Trauriges aus dem Leben

21 Dez

Gestern im Laufe des Tages: Ein Mann begibt sich unangemeldet zur Wohnung seines Vaters, den er schon länger nicht mehr gesehen hat. So kurz vor Weihnachten möchte er vielleicht wissen, wie es ihm geht. Der Mann hat einen Schlüssel und geht in die Wohnung. Sein Vater ist nicht da. Er wundert sich, wartet. Es wird Abend, nichts passiert. Irgendwann legt er sich in der Wohnung seines Vaters ins Bett. Heute Morgen wird er wach. Er liegt im Bett, hört Geräusche in der Wohnung. Er steht auf. „Wer sind Sie, was machen Sie hier“, fragt er die beiden jungen Leute, die bereits die Wohnung durchsuchen. Erstaunt ob seiner Anwesenheit antworten sie: „Wir sind beruflich hier. Der Mann, der hier gewohnt hat, ist verstorben. Wir suchen nun nach Papieren, Geld und Angaben zu Angehörigen.“ „Ich bin sein Sohn“, sagt der Mann und bricht in Tränen aus.

Das hat sich wirklich heute Morgen so zugetragen. Ich werde versuchen, vor allem in diesen Tagen auch an die Menschen zu denken, denen es nicht so gut geht wie mir. Man glaubt nicht, wie oft genau solche Dinge passieren. Oftmals ohne Angehörige, die die Toten vermissen…

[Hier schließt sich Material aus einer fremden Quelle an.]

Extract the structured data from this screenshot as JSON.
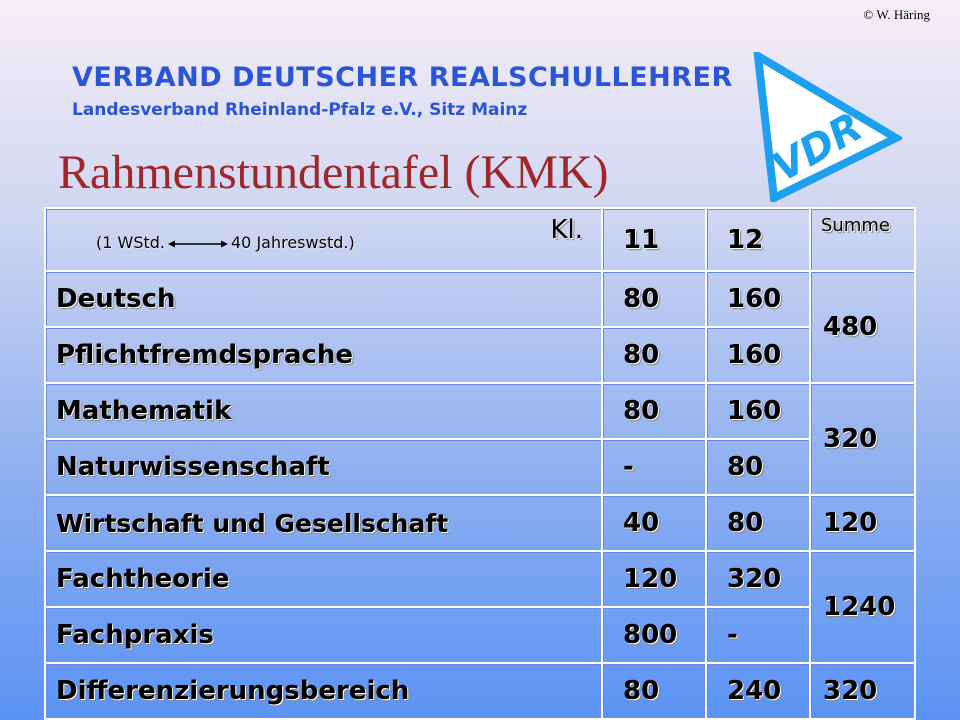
{
  "copyright": "© W. Häring",
  "header": {
    "org_name": "VERBAND DEUTSCHER REALSCHULLEHRER",
    "org_sub": "Landesverband Rheinland-Pfalz e.V., Sitz Mainz",
    "title": "Rahmenstundentafel (KMK)",
    "logo_text": "VDR",
    "logo_color": "#1ea0f0"
  },
  "table": {
    "conversion_left": "(1 WStd.",
    "conversion_right": "40 Jahreswstd.)",
    "class_label": "Kl.",
    "grades": [
      "11",
      "12"
    ],
    "sum_label": "Summe",
    "rows": [
      {
        "subject": "Deutsch",
        "g11": "80",
        "g12": "160"
      },
      {
        "subject": "Pflichtfremdsprache",
        "g11": "80",
        "g12": "160"
      },
      {
        "subject": "Mathematik",
        "g11": "80",
        "g12": "160"
      },
      {
        "subject": "Naturwissenschaft",
        "g11": "-",
        "g12": "80"
      },
      {
        "subject": "Wirtschaft und Gesellschaft",
        "g11": "40",
        "g12": "80"
      },
      {
        "subject": "Fachtheorie",
        "g11": "120",
        "g12": "320"
      },
      {
        "subject": "Fachpraxis",
        "g11": "800",
        "g12": "-"
      },
      {
        "subject": "Differenzierungsbereich",
        "g11": "80",
        "g12": "240"
      }
    ],
    "sums": [
      "480",
      "320",
      "120",
      "1240",
      "320"
    ]
  }
}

4 Antworten to “Trauriges aus dem Leben”

  1. Stromfrau Samstag, Dezember 22, 2007 um 10:40 #

    *snief*

    Gestern auf dem Weihnachtsmarkt am Parkhaus saß ein Obdachloser. Eine Passantin fragte ihn, warum er sich nicht in den Vorraum des Parkhauses setzen würde, es wäre doch so kalt. „Da dürfe er nicht rein“ …antwortete er und aß ein weggeworfenes Fischbrötchen von der Fischbude nebenan… und außerdem meinte er, dass die Füße wohl nach 2 Stunden bissel kalt werden, aber da gewöhne man sich dran! 😦

    Und ich jammer schon nach 30 Minuten, dass ich kalte Füße habe, obwohl ich paar dicke Socken und fette Stiefel habe… es geht immer vielen Leuten schlechter als mir!

    Und: es ist glaube ich mein 28. Weihnachten ohne meinen Bruder, aber er fehlt immer noch so wie beim ersten Mal! Gerade in diesen Tagen wird mir immer bewusst, wie froh ich sein kann gesund zu sein und ein Dach über den Kopf zu haben!

    Ich wünsche allen ein besinnliches Fest!!!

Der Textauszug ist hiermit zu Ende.